Matthias Sammer: 1996 Avrupa şampiyonu, uzun süredir koçluk işinin dışında, artık sadece TV uzmanı ve BVB’de danışman olarak çalışıyor. Ancak: Giderek daha fazla eski milli oyuncu, 56 yaşındaki futbolcunun yeni milli teknik direktör olması lehine konuşuyor. Kevin Kuranyi şunları söyledi: “Tercih ettiğim aday Matthias Sammer olacaktır çünkü o, Alman takımının şu anda eksik olduğu şeylerin çoğunu bünyesinde barındırıyor.” Gerald Asamoah’a göre Sammer “mevcut duruma kesinlikle çok uygun ve tanınan, doğrudan yeni dürtüler sağlayabilecek bir kişilik olacaktır.”

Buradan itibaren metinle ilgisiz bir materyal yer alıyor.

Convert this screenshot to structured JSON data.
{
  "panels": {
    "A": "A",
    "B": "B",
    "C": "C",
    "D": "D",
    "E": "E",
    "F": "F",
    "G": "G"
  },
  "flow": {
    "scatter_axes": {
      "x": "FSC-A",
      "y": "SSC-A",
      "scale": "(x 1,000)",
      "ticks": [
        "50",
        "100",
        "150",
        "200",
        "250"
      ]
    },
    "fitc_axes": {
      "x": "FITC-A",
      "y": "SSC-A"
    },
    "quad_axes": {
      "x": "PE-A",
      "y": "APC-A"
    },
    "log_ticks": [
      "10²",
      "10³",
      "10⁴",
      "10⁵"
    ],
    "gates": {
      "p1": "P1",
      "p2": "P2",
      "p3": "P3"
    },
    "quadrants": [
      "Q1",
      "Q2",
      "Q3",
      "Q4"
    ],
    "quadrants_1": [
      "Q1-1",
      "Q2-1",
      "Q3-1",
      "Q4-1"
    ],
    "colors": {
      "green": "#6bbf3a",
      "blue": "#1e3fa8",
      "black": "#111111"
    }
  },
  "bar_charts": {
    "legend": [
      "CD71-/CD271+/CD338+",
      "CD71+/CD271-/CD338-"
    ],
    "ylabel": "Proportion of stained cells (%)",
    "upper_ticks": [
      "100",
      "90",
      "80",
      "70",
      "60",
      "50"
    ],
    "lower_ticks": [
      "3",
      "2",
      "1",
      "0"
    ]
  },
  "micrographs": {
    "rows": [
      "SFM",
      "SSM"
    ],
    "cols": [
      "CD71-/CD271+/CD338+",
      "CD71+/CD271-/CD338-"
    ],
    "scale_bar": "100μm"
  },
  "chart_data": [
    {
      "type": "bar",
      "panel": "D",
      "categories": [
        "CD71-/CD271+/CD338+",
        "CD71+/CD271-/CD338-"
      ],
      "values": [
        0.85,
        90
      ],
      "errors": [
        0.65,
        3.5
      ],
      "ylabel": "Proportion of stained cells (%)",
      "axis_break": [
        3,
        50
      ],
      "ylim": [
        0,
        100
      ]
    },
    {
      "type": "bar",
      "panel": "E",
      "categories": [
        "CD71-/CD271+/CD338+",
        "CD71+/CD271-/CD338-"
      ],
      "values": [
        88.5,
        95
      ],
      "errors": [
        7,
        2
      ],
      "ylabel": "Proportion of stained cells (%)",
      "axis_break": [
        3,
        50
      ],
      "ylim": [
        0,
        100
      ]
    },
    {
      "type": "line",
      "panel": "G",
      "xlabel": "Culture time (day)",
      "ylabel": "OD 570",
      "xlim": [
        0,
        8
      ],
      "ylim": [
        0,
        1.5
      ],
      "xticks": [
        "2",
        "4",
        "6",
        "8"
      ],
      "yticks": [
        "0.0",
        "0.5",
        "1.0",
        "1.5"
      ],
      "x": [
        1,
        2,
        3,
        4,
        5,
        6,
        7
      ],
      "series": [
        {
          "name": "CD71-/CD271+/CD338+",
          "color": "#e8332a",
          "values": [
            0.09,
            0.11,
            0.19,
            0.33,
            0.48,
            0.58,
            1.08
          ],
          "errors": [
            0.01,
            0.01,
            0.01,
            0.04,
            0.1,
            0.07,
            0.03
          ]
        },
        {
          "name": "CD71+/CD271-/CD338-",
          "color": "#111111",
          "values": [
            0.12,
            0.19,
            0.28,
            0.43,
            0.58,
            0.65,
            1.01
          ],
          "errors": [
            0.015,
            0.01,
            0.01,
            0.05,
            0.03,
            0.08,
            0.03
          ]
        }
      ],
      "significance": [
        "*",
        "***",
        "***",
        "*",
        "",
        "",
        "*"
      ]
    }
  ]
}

Lothar Matthäus ayrıca Sammer hakkında şu cümleyle insanların ayağa kalkmasını ve dikkatini çekmesini sağladı: “Matthias Sammer’in milli takımı devralmaya hazır olduğunu biliyorum.” Sammer’in 2005’ten bu yana teknik direktör olarak çalışmamasını bir sorun olarak görmüyor: “Matthias yeterince yakın. Son yıllarda neredeyse her gün futbolu takip ediyor. Oyuncuları kendi yöntemiyle idare edebileceğini düşünüyorum. ” Sammer geçtiğimiz günlerde Süddeutsche Zeitung’a verdiği bir röportajda, kendi ülkesindeki Avrupa Şampiyonası’na kadar milli antrenörlük görevini reddetti. Spor Bilgi Servisi (SID) de artık Sammer’in işle ilgilenmediğini bilmek istiyor. Ancak gerçek şu ki Sammer, uzmanlığı ve tecrübesi nedeniyle oyuncular ve taraftarlar tarafından eşit derecede kabul görecekti.